Fika sudah memesankanku semangkuk baso, sambil membaca buku aku menikmati makanan yang ada dihadapanku.
"Makan dulu! Baru baca buku!" Fika menuliskan itu dan mengambil buku dari tangaku.
"Baiklah Mami Fika, aku makan!" Carel tersenyum, sebab Fika memang sangat perhatian pada kami layaknya seorang ibu pada anaknya.
"Fik, boleh gak baso punya lu buat gua? Masih laper nih!" ucap Carel manja.
"Ck! Beli lagi sono, malu-maluin lu!" kesalku ketika melihat Fika memberikan bakso miliknya begitu saja.
"Syirik aja lu!

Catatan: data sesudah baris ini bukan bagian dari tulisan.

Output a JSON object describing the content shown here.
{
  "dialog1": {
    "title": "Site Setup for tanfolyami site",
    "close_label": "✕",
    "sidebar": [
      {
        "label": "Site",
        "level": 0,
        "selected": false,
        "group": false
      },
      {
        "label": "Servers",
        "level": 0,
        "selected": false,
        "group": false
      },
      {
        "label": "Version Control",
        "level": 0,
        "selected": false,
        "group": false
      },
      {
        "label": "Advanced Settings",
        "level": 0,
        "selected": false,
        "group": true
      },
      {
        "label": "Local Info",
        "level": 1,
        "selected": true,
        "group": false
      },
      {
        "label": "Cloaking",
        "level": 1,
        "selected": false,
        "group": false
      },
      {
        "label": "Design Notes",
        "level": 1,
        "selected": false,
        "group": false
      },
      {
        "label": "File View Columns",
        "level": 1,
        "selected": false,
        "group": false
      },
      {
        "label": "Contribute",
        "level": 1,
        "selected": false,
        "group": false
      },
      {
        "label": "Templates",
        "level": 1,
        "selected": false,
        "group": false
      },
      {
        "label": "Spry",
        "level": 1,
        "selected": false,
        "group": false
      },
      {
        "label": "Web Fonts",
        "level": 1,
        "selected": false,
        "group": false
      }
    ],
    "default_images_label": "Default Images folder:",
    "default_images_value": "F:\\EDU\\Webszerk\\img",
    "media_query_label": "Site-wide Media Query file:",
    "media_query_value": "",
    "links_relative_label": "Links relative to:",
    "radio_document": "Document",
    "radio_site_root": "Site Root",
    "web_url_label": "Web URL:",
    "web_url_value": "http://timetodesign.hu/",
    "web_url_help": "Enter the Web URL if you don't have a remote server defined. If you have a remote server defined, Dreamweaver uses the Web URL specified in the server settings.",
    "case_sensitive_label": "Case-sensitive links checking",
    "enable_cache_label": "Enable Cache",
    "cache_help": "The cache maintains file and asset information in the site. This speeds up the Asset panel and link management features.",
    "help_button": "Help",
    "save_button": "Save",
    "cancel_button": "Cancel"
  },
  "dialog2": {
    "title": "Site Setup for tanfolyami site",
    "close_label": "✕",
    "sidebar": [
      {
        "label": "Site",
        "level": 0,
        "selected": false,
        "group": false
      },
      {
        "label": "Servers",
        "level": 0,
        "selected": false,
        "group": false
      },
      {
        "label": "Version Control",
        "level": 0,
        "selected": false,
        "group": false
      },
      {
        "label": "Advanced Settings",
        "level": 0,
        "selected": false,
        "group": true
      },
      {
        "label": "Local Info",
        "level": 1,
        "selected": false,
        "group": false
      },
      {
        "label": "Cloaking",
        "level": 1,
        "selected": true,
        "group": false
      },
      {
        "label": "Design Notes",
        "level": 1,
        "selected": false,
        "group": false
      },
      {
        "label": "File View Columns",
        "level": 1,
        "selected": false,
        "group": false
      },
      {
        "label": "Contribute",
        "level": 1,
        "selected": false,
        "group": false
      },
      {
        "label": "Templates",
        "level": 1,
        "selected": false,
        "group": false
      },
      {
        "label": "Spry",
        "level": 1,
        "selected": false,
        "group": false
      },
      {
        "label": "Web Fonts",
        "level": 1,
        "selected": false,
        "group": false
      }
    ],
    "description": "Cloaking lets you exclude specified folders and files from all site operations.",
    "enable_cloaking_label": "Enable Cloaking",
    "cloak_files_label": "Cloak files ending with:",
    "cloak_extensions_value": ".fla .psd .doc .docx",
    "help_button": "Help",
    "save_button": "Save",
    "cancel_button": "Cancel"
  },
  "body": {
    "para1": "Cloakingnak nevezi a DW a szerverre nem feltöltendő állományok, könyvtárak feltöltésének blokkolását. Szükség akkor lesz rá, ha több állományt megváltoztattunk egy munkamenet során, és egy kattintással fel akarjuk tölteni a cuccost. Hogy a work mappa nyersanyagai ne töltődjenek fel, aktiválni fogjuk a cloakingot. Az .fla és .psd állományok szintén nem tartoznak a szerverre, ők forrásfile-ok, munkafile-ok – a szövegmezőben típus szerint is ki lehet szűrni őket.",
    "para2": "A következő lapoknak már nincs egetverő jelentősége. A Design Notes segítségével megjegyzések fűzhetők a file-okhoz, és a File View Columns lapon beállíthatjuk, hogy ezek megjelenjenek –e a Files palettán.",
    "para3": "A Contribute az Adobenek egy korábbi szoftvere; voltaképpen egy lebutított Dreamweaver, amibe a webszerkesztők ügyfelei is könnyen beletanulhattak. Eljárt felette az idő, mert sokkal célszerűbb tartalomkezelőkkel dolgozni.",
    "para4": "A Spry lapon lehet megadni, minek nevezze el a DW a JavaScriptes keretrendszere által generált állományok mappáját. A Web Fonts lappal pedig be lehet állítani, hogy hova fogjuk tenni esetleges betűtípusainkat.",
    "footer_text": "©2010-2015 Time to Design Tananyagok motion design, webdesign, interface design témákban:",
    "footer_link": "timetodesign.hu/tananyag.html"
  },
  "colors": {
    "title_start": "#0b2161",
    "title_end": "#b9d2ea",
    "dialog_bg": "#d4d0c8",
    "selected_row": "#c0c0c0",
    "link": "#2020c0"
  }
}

Fika nya aja kagak napa-napa," dengan santai Carel memakan bakso milik Fika.
Karena jam pelajaran kosong, aku memutuskan untuk pergi ke perpustakaan sendirian. Carel dan Fika lebih memilih untuk pergi keruang musik.
"Heh cewek blagu!" langkahku terhenti ketika mendengar suara itu.
"Aku?" tanyaku sambil menunjuk diriku sendiri.
"Iyalah elo! Emang siapa lagi disekolah ini yang paling blagu," ucapnya sambil memutari tubuhku dan menatapku sinis.
"Haaah? Aku gak pernah ngerasa blagu atau apapun itu," jawabku santai.
Dia mencoba untuk menarik jilbabku, dengan cepat aku menangkis dan mengunci tubuhnya. Dia memang berniat membullyku, tapi sayangnya aku sudah memahami itu.
"Lepasin gue! Brengsek lo, sok suci!" teriaknya membuat semua orang menatap kearahku.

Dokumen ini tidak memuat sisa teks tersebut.